Aphenoserica insularis

Scientific classification
- Kingdom: Animalia
- Phylum: Arthropoda
- Clade: Pancrustacea
- Class: Insecta
- Order: Coleoptera
- Suborder: Polyphaga
- Infraorder: Scarabaeiformia
- Family: Scarabaeidae
- Genus: Aphenoserica
- Species: A. insularis
- Binomial name: Aphenoserica insularis Moser, 1913
- Synonyms: Aphaenoserica insularis;

= Aphenoserica insularis =

- Genus: Aphenoserica
- Species: insularis
- Authority: Moser, 1913
- Synonyms: Aphaenoserica insularis

Species of beetle

Aphenoserica insularis is a species of beetle of the family Scarabaeidae. It is found in Equatorial Guinea (Bioko).

==Description==
Adults reach a length of about 10 mm. The upper surface is rust-brown and dull, with the pronotum more or less olive-green in the middle.

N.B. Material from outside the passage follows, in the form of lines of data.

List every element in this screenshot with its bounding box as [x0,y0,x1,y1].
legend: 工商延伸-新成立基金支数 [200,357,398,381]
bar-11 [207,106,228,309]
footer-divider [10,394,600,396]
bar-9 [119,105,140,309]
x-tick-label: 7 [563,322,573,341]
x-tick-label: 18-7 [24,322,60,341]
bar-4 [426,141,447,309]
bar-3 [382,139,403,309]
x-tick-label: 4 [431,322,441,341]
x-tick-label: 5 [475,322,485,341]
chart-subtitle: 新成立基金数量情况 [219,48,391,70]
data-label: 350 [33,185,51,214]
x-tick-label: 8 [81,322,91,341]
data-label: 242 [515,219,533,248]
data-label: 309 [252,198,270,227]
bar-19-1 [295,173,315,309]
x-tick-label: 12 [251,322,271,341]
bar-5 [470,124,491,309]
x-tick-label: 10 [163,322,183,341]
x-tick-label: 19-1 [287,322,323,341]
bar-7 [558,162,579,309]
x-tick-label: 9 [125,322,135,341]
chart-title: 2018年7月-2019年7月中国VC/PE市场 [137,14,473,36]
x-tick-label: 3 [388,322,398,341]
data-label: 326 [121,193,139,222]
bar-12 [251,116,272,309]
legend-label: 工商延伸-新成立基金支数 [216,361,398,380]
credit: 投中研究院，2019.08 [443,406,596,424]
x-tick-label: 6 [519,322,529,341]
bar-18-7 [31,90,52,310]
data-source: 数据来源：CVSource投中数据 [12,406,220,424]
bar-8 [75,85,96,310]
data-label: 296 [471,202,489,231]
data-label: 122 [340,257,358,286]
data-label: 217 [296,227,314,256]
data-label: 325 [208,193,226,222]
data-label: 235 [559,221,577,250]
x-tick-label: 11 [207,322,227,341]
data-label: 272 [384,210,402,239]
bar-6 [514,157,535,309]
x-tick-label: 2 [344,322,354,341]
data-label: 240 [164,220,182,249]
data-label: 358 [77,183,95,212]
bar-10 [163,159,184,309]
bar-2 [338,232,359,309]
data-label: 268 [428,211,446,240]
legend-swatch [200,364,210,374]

The punctures of the pronotum are moderately dense, with a narrow median longitudinal band that is smooth. Most punctures have very small setae, only a few with somewhat larger bristles. The base of the elytra has fine, narrow bristle-like scales, particularly next to the scutellum, and there is a short black longitudinal band at the base of the second rib. The elytra are irregularly and finely punctured, and the punctures have very small setae. Scattered narrow scales are arranged in rows.